Having Silva headline the event, which was held Thursday, Aug. 2 at the Hyatt Regency in Santa Rosa, was a coup for its, sponsor Wine Industry Network, which operates a news service, trade events and other wine business resources. Formerly the dean of the School of Business and Economics at Sonoma State University, where he helped grow the school’s wine business program, Silva took a gig as CEO of CannaCraft, the Santa Rosa cannabis extract business, in January, so he, along with the roster of highly accomplished lawyers, investors and entrepreneurs presenting at seminars throughout the day, was well placed to answer the question…um, what was the question, again?
The obvious question has an easy answer, as it turns out. Will there be weed in my wine? No, not at this time. Wineries, which are strictly federally regulated, will not touch the stuff. They may, however, co-brand with cannabis companies to offer products to their wine club lists, which panelists in the seminar, “Cannabis opportunities for the wine industry,” suggested was a tantalizing prospect for marketing professionals in the wine business. They’ve got wineries lined up in the pipeline, several say.
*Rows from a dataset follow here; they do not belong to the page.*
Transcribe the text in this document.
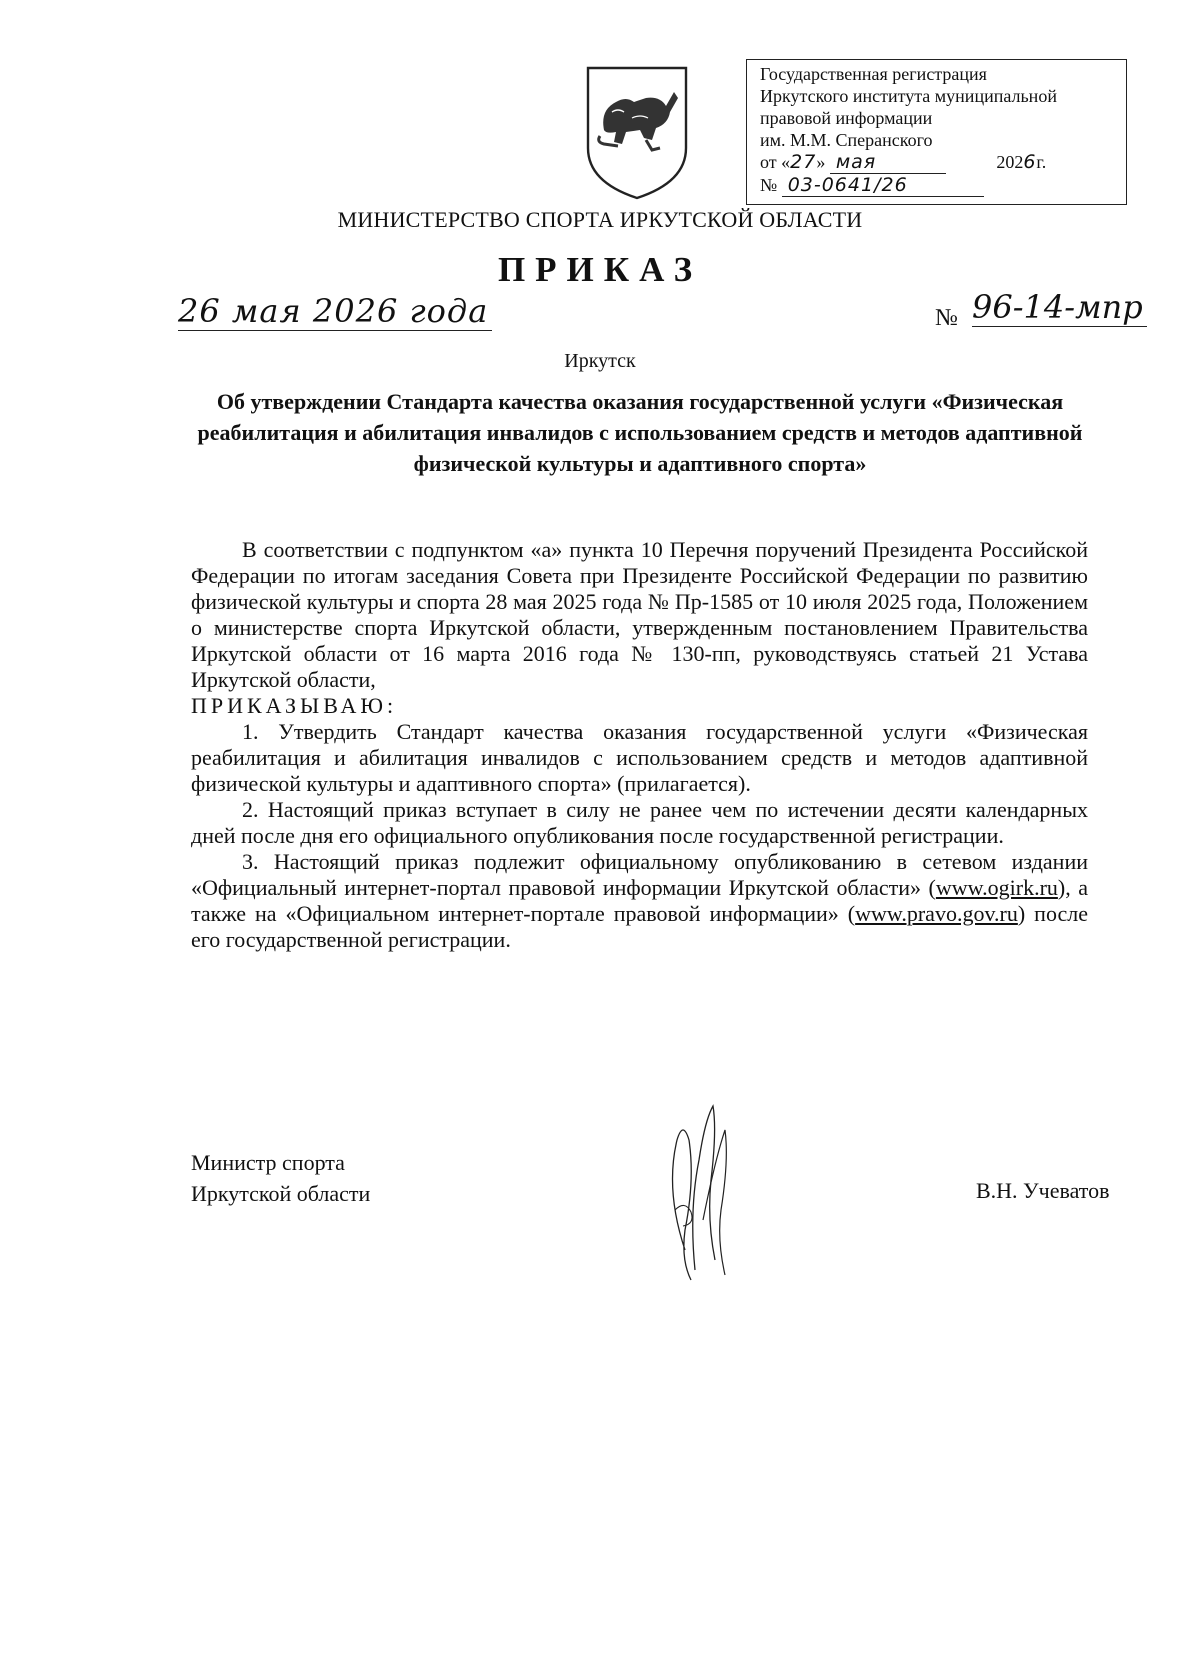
Государственная регистрация
Иркутского института муниципальной
правовой информации
им. М.М. Сперанского
от «27» мая	2026г.
№ 03-0641/26
МИНИСТЕРСТВО СПОРТА ИРКУТСКОЙ ОБЛАСТИ
ПРИКАЗ
26 мая 2026 года	№ 96-14-мпр
Иркутск
Об утверждении Стандарта качества оказания государственной услуги «Физическая реабилитация и абилитация инвалидов с использованием средств и методов адаптивной физической культуры и адаптивного спорта»

В соответствии с подпунктом «а» пункта 10 Перечня поручений Президента Российской Федерации по итогам заседания Совета при Президенте Российской Федерации по развитию физической культуры и спорта 28 мая 2025 года № Пр-1585 от 10 июля 2025 года, Положением о министерстве спорта Иркутской области, утвержденным постановлением Правительства Иркутской области от 16 марта 2016 года № 130-пп, руководствуясь статьей 21 Устава Иркутской области,

ПРИКАЗЫВАЮ:

1. Утвердить Стандарт качества оказания государственной услуги «Физическая реабилитация и абилитация инвалидов с использованием средств и методов адаптивной физической культуры и адаптивного спорта» (прилагается).

2. Настоящий приказ вступает в силу не ранее чем по истечении десяти календарных дней после дня его официального опубликования после государственной регистрации.

3. Настоящий приказ подлежит официальному опубликованию в сетевом издании «Официальный интернет-портал правовой информации Иркутской области» (www.ogirk.ru), а также на «Официальном интернет-портале правовой информации» (www.pravo.gov.ru) после его государственной регистрации.

Министр спорта
Иркутской области	В.Н. Учеватов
But here’s the thing: they’re all waiting for the other guy to go first.
Wow, like, what would Robert Mondavi do?
Other presenters, like Brian Applegarth, founder of Emerald County Tours, enthused about the tourism potential of the historical growing regions where many strains of cannabis came together at the end of the “hippie trail,” and other wine-like weed events like food pairings—and did you know that weed can enhance appetite?
Several lobby exhibitors, such as the new Solful dispensary of Sebastopol, made a good case for weed aroma appreciation. It’s a bit of a head trip, if you will, to see wine glasses full of gnarly buds in a corporate hotel lobby, but that much is legal, after all, in 2018—just no samples with active ingredients could be offered. As it seems that no one has thought of adding to the romance of Chardonnay by offering it in a transdermal patch, liquid refreshments from several wineries were poured, but on the whole, representatives from wine were conspicuously absent from the lobby.
It will be a while before you hear someone cry out, “Sommelier, there’s weed in my wine!”